Somehow or the other, I just couldn’t manage to take a vacation back home to Calcutta in more than 2 years. I finally went there this pujas. Once there, I realized it was a bad idea to be in Calcutta during pujas as the entire city is out on the street. It’s one big carnival, a big orgy of people on the streets, all dolled up with particularly nowhere to go but from this end of the town to the other visiting pandals. Which needless to say is not exactly my idea of fun in Calcutta. So there I was, in the middle of it all, and hoping for it to pass. Which it did after the four days of pujas and I got my city back. Just the way I like it, or should I say the way I liked it. Call me a little hung-up or whatever but I have forever been a fan of the Calcutta of yore, of the old Victorian charm, which already was in it’s way out while we were growing up.

I had planned to write my next post on the old Bungalows or ‘Baadis’ of my locality in particular and of Calcutta in general. I have grown up in Elgin Road, which they now insist on calling Lala Lajpat Rai Sarani. Elgin Road, sourrounded by Bishop Lefroy Road, Lee Road is now one of the most so called ‘happening’ part of Calcutta what with ‘this’ mall and ‘that’ shopping complex sprouting all around. The only old baadi left on Elgin Road is house no. 38/2. The house of Subhash Chandra Bose, now known as Netaji Bhawan. And the only reason it’s standing intact and preserved is because it is now a museum and a tourist spot. It’s the house from where Netaji escaped to his freedom, with the dream of India’s armed struggle. A dream which was lost. Much like the world which Elgin Road was. Other than Netaji’s House, this locality was dotted with old bungalows, each one grand and beautiful in it’s architecture. Baadis like Rajabadi, Lal Kuthi, Phoolbadi with their Buicks(mostly left as a showpiece only) or Fiats parked were such a delight to the eyes. Reminiscent of a world gone by. A world I am so romantic about. I wanted to take pictures, but there remains nothing to click, but ugly vertical buildings in their place, all bought over by land-sharks and converted into ugly multiplexes and Shopping Complexes, or ‘flats’(The word itself is so uninspiring, isn’t it?!). The families who lived in these buildings have lost their sheen much like the buildings they owned, so they were forced to sell them and move into the oblivion of Calcutta by-lanes, making room for the neo rich of the city.

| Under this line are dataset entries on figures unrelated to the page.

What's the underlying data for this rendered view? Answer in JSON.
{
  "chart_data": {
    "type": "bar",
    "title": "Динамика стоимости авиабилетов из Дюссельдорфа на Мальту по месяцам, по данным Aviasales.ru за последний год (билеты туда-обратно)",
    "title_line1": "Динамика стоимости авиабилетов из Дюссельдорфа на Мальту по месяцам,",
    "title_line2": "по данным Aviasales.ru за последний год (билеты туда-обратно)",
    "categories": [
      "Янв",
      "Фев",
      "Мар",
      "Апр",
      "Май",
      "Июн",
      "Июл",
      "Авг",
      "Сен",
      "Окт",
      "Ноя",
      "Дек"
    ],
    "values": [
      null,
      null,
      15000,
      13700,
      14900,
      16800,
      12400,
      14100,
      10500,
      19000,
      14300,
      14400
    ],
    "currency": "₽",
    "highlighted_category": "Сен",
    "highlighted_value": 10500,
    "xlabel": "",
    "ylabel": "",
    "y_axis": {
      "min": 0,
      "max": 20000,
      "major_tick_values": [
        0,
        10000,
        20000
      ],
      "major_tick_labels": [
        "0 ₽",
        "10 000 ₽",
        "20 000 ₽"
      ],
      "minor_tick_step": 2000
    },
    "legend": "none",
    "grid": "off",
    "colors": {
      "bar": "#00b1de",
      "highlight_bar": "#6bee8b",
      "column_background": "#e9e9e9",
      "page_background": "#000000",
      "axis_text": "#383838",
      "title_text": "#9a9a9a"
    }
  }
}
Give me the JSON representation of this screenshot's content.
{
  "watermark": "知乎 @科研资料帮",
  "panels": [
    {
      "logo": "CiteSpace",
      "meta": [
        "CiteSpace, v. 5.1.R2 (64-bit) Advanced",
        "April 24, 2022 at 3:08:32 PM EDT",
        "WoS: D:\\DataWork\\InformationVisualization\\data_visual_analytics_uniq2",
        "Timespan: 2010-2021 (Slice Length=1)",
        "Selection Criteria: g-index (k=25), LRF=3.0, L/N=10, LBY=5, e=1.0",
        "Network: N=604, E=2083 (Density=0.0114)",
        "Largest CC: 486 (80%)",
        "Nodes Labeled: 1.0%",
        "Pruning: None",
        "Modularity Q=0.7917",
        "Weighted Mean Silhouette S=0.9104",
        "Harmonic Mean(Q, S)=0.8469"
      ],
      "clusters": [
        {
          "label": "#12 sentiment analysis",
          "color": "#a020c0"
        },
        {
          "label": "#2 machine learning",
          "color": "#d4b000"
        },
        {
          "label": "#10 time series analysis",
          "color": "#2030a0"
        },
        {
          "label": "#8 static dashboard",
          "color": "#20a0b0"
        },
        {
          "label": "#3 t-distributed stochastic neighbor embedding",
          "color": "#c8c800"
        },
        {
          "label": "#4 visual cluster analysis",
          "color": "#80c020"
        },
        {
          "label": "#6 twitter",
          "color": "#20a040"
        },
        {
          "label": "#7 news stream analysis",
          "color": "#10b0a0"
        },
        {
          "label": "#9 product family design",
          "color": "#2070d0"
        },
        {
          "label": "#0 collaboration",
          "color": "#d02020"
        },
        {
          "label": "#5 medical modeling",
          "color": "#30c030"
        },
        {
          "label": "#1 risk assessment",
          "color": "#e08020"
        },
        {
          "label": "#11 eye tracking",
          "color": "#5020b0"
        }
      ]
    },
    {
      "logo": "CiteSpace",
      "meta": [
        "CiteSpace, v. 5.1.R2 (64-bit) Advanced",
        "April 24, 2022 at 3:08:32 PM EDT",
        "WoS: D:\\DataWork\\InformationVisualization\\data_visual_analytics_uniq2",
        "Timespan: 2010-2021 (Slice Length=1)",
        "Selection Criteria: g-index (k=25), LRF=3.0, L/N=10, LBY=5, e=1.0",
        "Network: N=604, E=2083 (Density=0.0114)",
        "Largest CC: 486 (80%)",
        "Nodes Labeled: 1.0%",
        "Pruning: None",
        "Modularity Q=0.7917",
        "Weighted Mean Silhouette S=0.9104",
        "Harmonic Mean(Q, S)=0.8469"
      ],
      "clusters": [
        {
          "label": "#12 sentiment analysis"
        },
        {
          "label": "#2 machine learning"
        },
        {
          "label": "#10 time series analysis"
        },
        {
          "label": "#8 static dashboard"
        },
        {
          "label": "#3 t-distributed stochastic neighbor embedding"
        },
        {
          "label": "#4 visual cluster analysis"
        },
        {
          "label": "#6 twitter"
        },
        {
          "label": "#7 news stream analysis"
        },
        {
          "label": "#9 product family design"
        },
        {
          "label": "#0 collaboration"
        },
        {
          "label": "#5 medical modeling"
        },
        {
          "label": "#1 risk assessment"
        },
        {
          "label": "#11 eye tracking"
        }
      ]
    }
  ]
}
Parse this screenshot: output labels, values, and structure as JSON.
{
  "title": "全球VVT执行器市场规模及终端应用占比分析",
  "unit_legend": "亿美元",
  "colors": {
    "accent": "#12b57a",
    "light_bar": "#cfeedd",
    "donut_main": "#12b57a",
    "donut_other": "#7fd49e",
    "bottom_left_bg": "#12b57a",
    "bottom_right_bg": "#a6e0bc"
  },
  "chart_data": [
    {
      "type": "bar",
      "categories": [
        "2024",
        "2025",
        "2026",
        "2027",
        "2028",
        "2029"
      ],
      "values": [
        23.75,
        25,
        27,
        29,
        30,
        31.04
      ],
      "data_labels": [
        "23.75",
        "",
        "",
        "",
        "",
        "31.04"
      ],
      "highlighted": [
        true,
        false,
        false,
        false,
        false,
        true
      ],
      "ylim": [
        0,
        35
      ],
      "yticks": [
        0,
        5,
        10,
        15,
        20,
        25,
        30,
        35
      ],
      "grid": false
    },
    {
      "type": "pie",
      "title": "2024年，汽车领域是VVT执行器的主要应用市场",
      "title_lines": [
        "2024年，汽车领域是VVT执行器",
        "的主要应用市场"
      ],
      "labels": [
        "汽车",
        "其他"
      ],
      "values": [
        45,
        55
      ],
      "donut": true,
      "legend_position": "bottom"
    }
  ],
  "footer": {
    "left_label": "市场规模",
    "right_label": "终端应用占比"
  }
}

Calcutta is going through a weird time, a weird phase, one which is torn between the old and new. At one side, it is as dirty and as unorganized at it could be, and on the other side, the malls are mushrooming, the misery and grandeur lives side by side, rather uncomfortably. The city doen’t have the flamboyance of Delhi, or recklessness of Bombay, which ends up making it a nowhere land at the moment. That certain something, which is so Calcutta, which is hard to put down in words, in phrases, is getting lost. In its reckless quest to become a global city its losing its charm, its identity, its character. And what is a city without a character!

I had planned to photograph the old ‘Baadis’ of Elgin Road, along with this post, but then, none are left to be.